The Secret of Our Hope Lies in the Imagination of Children

And if we are indeed made in the image of our Maker, the boundless creativity of children at play is surely one of the clearest proofs of their nearness to spiritual truths we've too often left behind in our cynical maturity. For the brief years of childhood are the last years of true imaginative freedom (because that's what play is) — the years when pure comedy is possible, when we can send our fantastical creatures off on wild adventures and stretch the universe into goofy new shapes with impunity, away from adult eyes and the chattering criticism of the world.

One of the things I talk about in my school visits and classes is that our imagination is always asking, "What if?" Trust me, no one comes up with better "what if?" questions than a fourth grader, and the best authors of literature "for children" (I believe) are those who have never outgrown this gift. These are the ones who stretch the boundaries of what could be, almost as if they were thumbing their noses at a world that insists, This is how life is, and saying instead, Not necessarily. Imagine if it were different. Imagine lovely monkeys with lollipop paws and bandersnatches and places with names like the Chankly Bore. Imagine little people with green heads and blue hands embarking on epic adventures in unpredictably leaky sailing vessels.

How can we possibly grasp the mystery of God and spiritual realities unless we have first allowed the imagination to pry the lid off what we think of as reality so that the stuff of creation can bubble over in shapes beyond our expectations? My favorite stories by children and for children (in fact, my favorite stories, period) are those that provoke the question, "What if there is more to the world than what I see on the surface?" Such stories make us more open to a world where the marvelous and the miraculous are possible.

According to the Christian tradition, we haven't seen the last of that playful divine creativity that plopped us into the middle of a screwball comedy despite all of humanity's efforts to turn it into a tragic farce.
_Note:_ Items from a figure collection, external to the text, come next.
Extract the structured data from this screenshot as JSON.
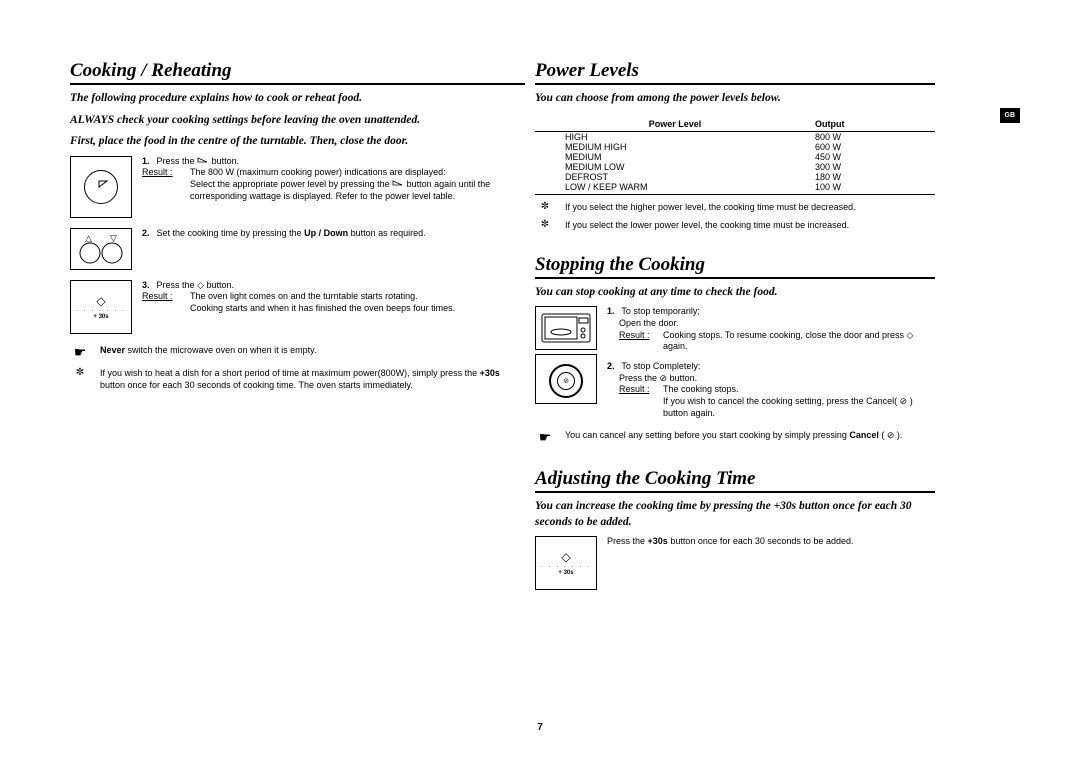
{
  "page_number": "7",
  "gb_label": "GB",
  "left": {
    "heading": "Cooking / Reheating",
    "intro1": "The following procedure explains how to cook or reheat food.",
    "intro2": "ALWAYS check your cooking settings before leaving the oven unattended.",
    "intro3": "First, place the food in the centre of the turntable. Then, close the door.",
    "step1_num": "1.",
    "step1_line1_a": "Press the ",
    "step1_line1_b": " button.",
    "step1_result_label": "Result :",
    "step1_result1": "The 800 W (maximum cooking power) indications are displayed:",
    "step1_result2_a": "Select the appropriate power level by pressing the ",
    "step1_result2_b": " button again until the corresponding wattage is displayed. Refer to the power level table.",
    "step2_num": "2.",
    "step2_text_a": "Set the cooking time by pressing the ",
    "step2_bold": "Up / Down",
    "step2_text_b": " button as required.",
    "step3_num": "3.",
    "step3_line1_a": "Press the ",
    "step3_line1_b": " button.",
    "step3_result_label": "Result :",
    "step3_result1": "The oven light comes on and the turntable starts rotating.",
    "step3_result2": "Cooking starts and when it has finished the oven beeps four times.",
    "note1_icon": "☛",
    "note1_bold": "Never",
    "note1_rest": " switch the microwave oven on when it is empty.",
    "note2_icon": "✼",
    "note2_a": "If you wish to heat a dish for a short period of time at maximum power(800W), simply press the ",
    "note2_bold": "+30s",
    "note2_b": " button once for each 30 seconds of cooking time. The oven starts immediately.",
    "plus30_label": "+ 30s"
  },
  "right": {
    "power_heading": "Power Levels",
    "power_intro": "You can choose from among the power levels below.",
    "table_hdr1": "Power Level",
    "table_hdr2": "Output",
    "rows": [
      {
        "level": "HIGH",
        "output": "800 W"
      },
      {
        "level": "MEDIUM HIGH",
        "output": "600 W"
      },
      {
        "level": "MEDIUM",
        "output": "450 W"
      },
      {
        "level": "MEDIUM LOW",
        "output": "300 W"
      },
      {
        "level": "DEFROST",
        "output": "180 W"
      },
      {
        "level": "LOW / KEEP WARM",
        "output": "100 W"
      }
    ],
    "pl_note1_icon": "✼",
    "pl_note1": "If you select the higher power level, the cooking time must be decreased.",
    "pl_note2_icon": "✼",
    "pl_note2": "If you select the lower power level, the cooking time must be increased.",
    "stop_heading": "Stopping the Cooking",
    "stop_intro": "You can stop cooking at any time to check the food.",
    "stop1_num": "1.",
    "stop1_l1": "To stop temporarily;",
    "stop1_l2": "Open the door.",
    "stop1_result_label": "Result :",
    "stop1_result_a": "Cooking stops. To resume cooking, close the door and press ",
    "stop1_result_b": " again.",
    "stop2_num": "2.",
    "stop2_l1": "To stop Completely:",
    "stop2_l2_a": "Press the ",
    "stop2_l2_b": " button.",
    "stop2_result_label": "Result :",
    "stop2_result": "The cooking stops.",
    "stop2_extra_a": "If you wish to cancel the cooking setting, press the Cancel( ",
    "stop2_extra_b": " ) button again.",
    "stop_note_icon": "☛",
    "stop_note_a": "You can cancel any setting before you start cooking by simply pressing ",
    "stop_note_bold": "Cancel",
    "stop_note_b": "( ",
    "stop_note_c": " ).",
    "adjust_heading": "Adjusting the Cooking Time",
    "adjust_intro": "You can increase the cooking time by pressing the +30s button once for each 30 seconds to be added.",
    "adjust_step_a": "Press the ",
    "adjust_step_bold": "+30s",
    "adjust_step_b": " button once for each 30 seconds to be added.",
    "plus30_label": "+ 30s"
  }
}
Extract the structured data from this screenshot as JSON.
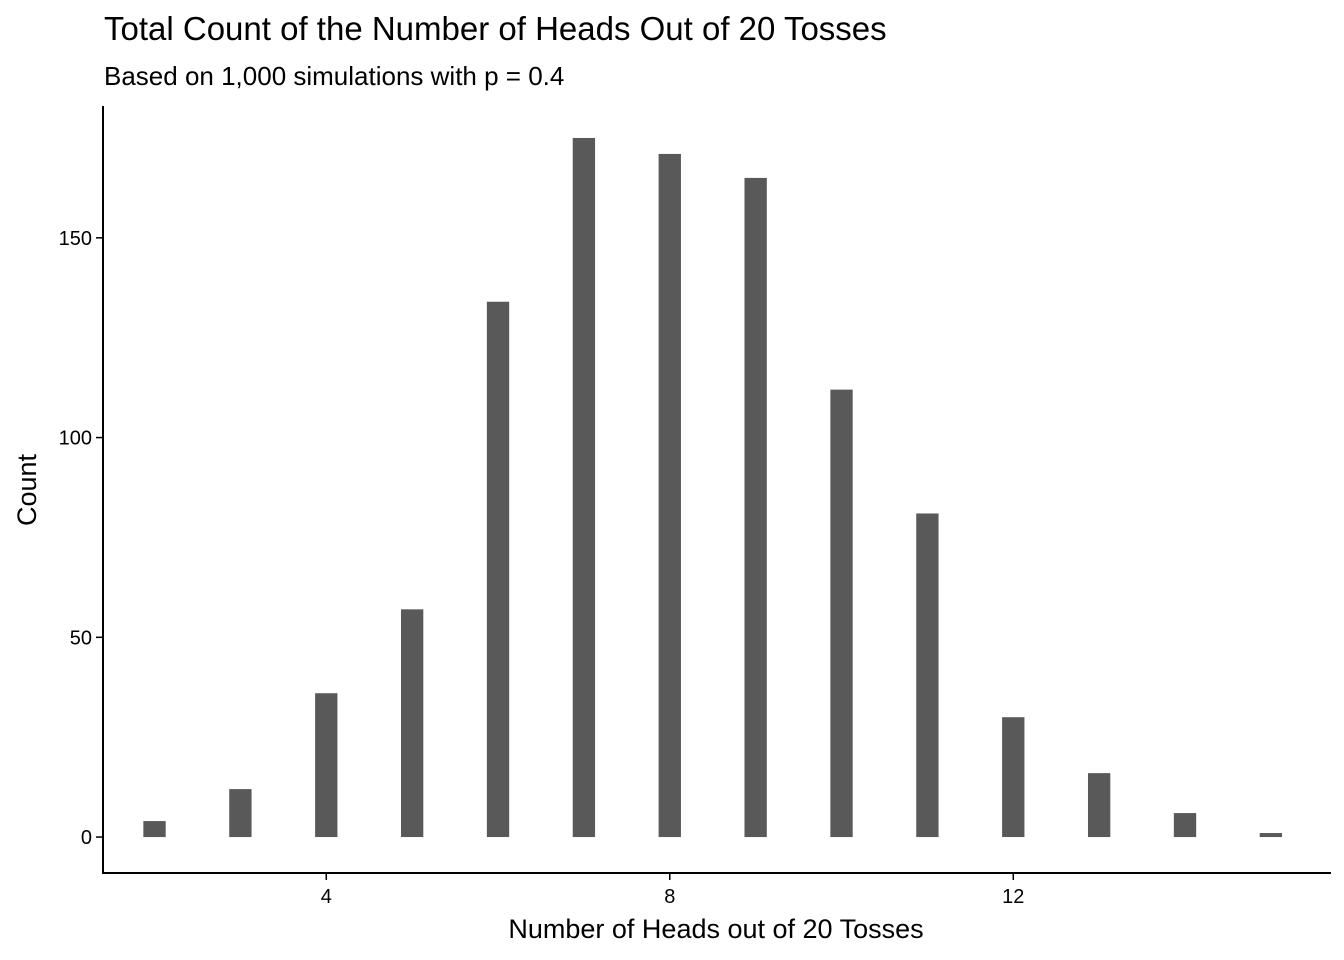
{
  "chart_data": {
    "type": "bar",
    "title": "Total Count of the Number of Heads Out of 20 Tosses",
    "subtitle": "Based on 1,000 simulations with p = 0.4",
    "xlabel": "Number of Heads out of 20 Tosses",
    "ylabel": "Count",
    "x": [
      2,
      3,
      4,
      5,
      6,
      7,
      8,
      9,
      10,
      11,
      12,
      13,
      14,
      15
    ],
    "values": [
      4,
      12,
      36,
      57,
      134,
      175,
      171,
      165,
      112,
      81,
      30,
      16,
      6,
      1
    ],
    "xlim": [
      1.4,
      15.7
    ],
    "ylim": [
      -9,
      183
    ],
    "xticks": [
      4,
      8,
      12
    ],
    "yticks": [
      0,
      50,
      100,
      150
    ],
    "grid": false,
    "bar_color": "#595959"
  }
}
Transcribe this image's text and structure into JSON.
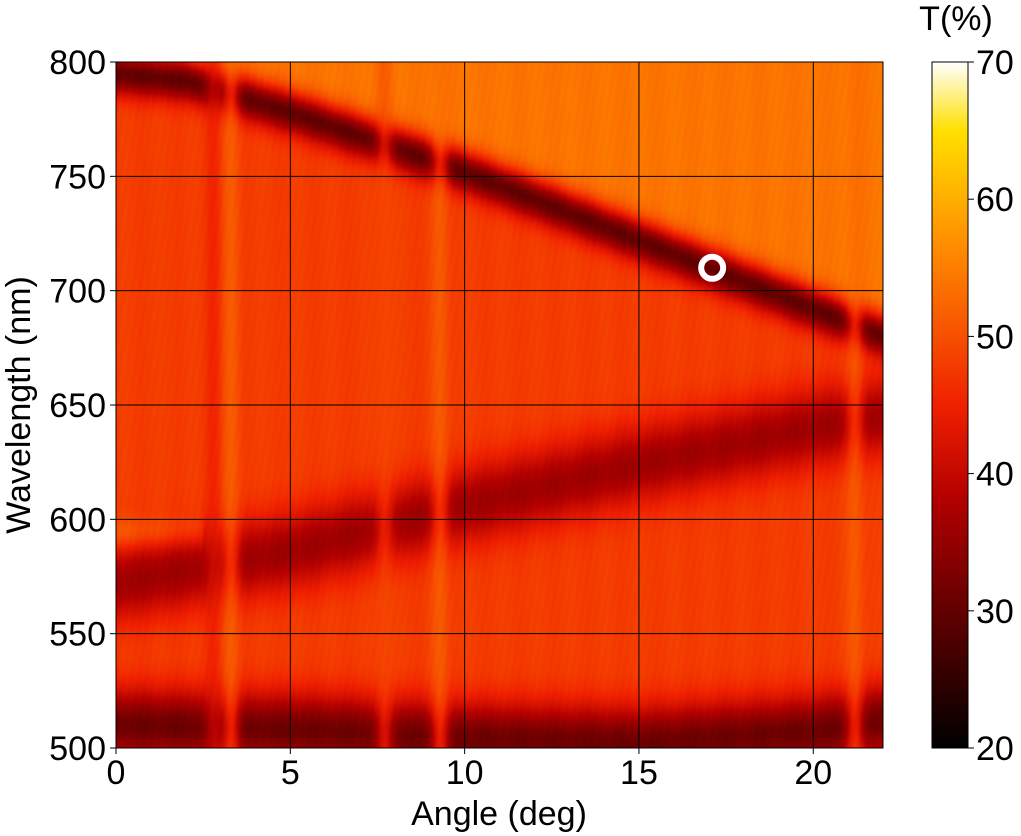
{
  "chart_data": {
    "type": "heatmap",
    "xlabel": "Angle (deg)",
    "ylabel": "Wavelength (nm)",
    "xlim": [
      0,
      22
    ],
    "ylim": [
      500,
      800
    ],
    "x_ticks": [
      0,
      5,
      10,
      15,
      20
    ],
    "y_ticks": [
      500,
      550,
      600,
      650,
      700,
      750,
      800
    ],
    "grid": true,
    "colorscale": "hot",
    "colorbar": {
      "label": "T(%)",
      "range": [
        20,
        70
      ],
      "ticks": [
        20,
        30,
        40,
        50,
        60,
        70
      ]
    },
    "background_level": 48,
    "bands": [
      {
        "name": "upper dip",
        "points": [
          [
            0,
            795
          ],
          [
            2,
            792
          ],
          [
            5,
            778
          ],
          [
            10,
            752
          ],
          [
            15,
            722
          ],
          [
            17,
            710
          ],
          [
            20,
            692
          ],
          [
            22,
            680
          ]
        ],
        "depth": 30,
        "width_nm": 13
      },
      {
        "name": "middle dip",
        "points": [
          [
            0,
            572
          ],
          [
            5,
            586
          ],
          [
            10,
            606
          ],
          [
            15,
            624
          ],
          [
            20,
            640
          ],
          [
            22,
            645
          ]
        ],
        "depth": 36,
        "width_nm": 24
      },
      {
        "name": "lower dip",
        "points": [
          [
            0,
            510
          ],
          [
            5,
            508
          ],
          [
            10,
            504
          ],
          [
            15,
            502
          ],
          [
            20,
            507
          ],
          [
            22,
            512
          ]
        ],
        "depth": 31,
        "width_nm": 22
      }
    ],
    "bright_regions": [
      {
        "name": "upper-right bright",
        "level": 54
      },
      {
        "name": "left bright patch",
        "x": [
          0,
          2.5
        ],
        "y": [
          585,
          600
        ],
        "level": 54
      }
    ],
    "vertical_features": [
      {
        "x": 2.8,
        "level": 44
      },
      {
        "x": 3.3,
        "level": 53
      },
      {
        "x": 7.7,
        "level": 50
      },
      {
        "x": 9.3,
        "level": 53
      },
      {
        "x": 21.2,
        "level": 53
      }
    ],
    "marker": {
      "type": "circle",
      "x": 17.1,
      "y": 710,
      "color": "#ffffff"
    }
  }
}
So when I wonder what it might be like when God rolls up his sleeves and unleashes his glee in a redeemed creation — and when I want to know how my role of "sub-creator" (as Tolkien put it) in the present can anticipate that future day — I look to the children, to their magic portals and exploding marshmallows and spicy sea winds, their willingness to play with the pieces of the world they've been given, put them together into new shapes, and take delight in it all.

To be able to look at the world as it is and be able to glimpse the threads of beauty and goodness of what the world will someday become, to be able to imagine a different way of being human on this earth, takes an enormous feat of imagination. This is one of the reasons why encouraging and nurturing the imagination of children is so vitally important: because if we cannot imagine, we cannot hope. And without hope, we are story-less creatures, trapped in a prosaic world in which the pages are torn away one by one and throw into the fire, and no one looks ahead with the joy of discovery, and no one ever peeks at the last page of the book to rest in the assurance of a happy ending. And the children must grow up, and are broken by life as we have all been broken, but hope remembers that the God we cry out to in our distress is also the God who once said, "Let there be a proboscis monkey, and let his magnificent nose fill the childlike with laughter in those dark days of the world when all hope seems lost."

I will leave to the theologians the formidable task of confronting the problem of evil with the concurrent problem of playfulness. In the meantime, I'll be engaged in a liturgy of drawing feathery tentacles and moldy toes with my students, looking forward to the day when I will finally see what childlike, impish gleam of humor in God's imagination produced the duckbill platypus and the leafy seadragon and the blobfish. For the children make me wonder whether this crazy, over-the-top, extravagant creativity we participate in together, this laughing hope, might in fact be the most important thing, the thing that will reach beyond the present age into the age to come. Wild and wondrous world without end. Amen.